Wanneer heb je ADHD?
Om te begrijpen wanneer er sprake is van ADHD, is het belangrijk te begrijpen hoe ADHD eigenlijk ontstaat en wat van belang is om het vast te stellen.
Waar komt ADHD vandaan?
De hersenen van iemand met ADHD verwerken prikkels anders. Daar wordt iemand (in bijna alle gevallen) mee geboren. Het is erfelijk bepaald en kan dus ook doorgegeven worden aan eigen kinderen. Het anders verwerken van prikkels geeft bepaalde symptomen, die we ook terugvinden in de classificatie van ADHD.

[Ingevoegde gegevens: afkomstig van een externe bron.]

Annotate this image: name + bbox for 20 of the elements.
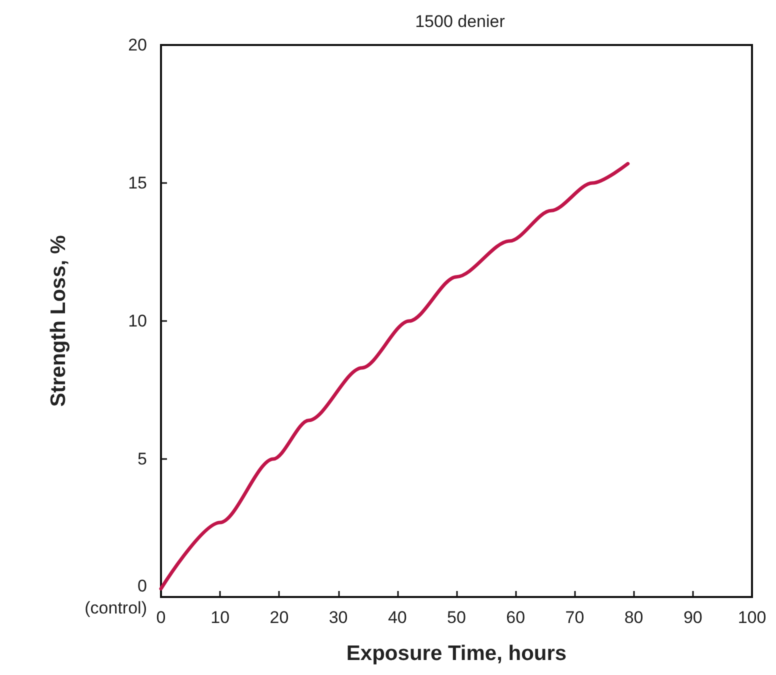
x-tick-label: 80 — [624, 608, 644, 627]
line-series — [159, 162, 630, 590]
y-tick-label: 10 — [128, 312, 147, 330]
x-tick-label: 40 — [388, 608, 407, 627]
x-tick-label: 0 — [156, 608, 166, 627]
y-axis-title: Strength Loss, % — [47, 234, 70, 407]
y-tick-label: 20 — [128, 36, 147, 54]
y-tick-label: 5 — [138, 450, 147, 468]
x-tick-label: 10 — [210, 608, 230, 627]
y-tick-label: 15 — [128, 174, 147, 192]
y-tick-label: 0 (control) — [84, 576, 147, 618]
x-axis-title: Exposure Time, hours — [346, 642, 567, 665]
x-tick-label: 30 — [328, 608, 348, 627]
x-tick-label: 90 — [683, 608, 702, 627]
x-tick-label: 70 — [565, 608, 584, 627]
chart-title: 1500 denier — [415, 12, 506, 31]
x-tick-label: 20 — [270, 608, 289, 627]
x-tick-label: 100 — [738, 608, 766, 627]
x-tick-label: 60 — [506, 608, 526, 627]
x-tick-label: 50 — [447, 608, 466, 627]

Vervolgens zijn er factoren die van invloed zijn op de mate waarin iemand gedurende zijn/ haar leven tegen de symptomen aanloopt. Pas als iemand op 2 of meer levensgebieden last heeft van die symptomen, spreken we van ADHD.
Dat ziet er dus zo uit;

Hoe de hersenen de prikkels anders verwerken, leg ik uit in het artikel prikkelverwerking.
Symptomen
De symptomen die horen bij ADHD zijn onder te verdelen in 2 categorieën; de onoplettendheid en de hyperactiviteit/impulsiviteit.
Symptomen onoplettendheid (subtype 1):
- Let vaak niet goed op details of maakt slordige fouten.
- Heeft moeite de aandacht te houden bij de taak.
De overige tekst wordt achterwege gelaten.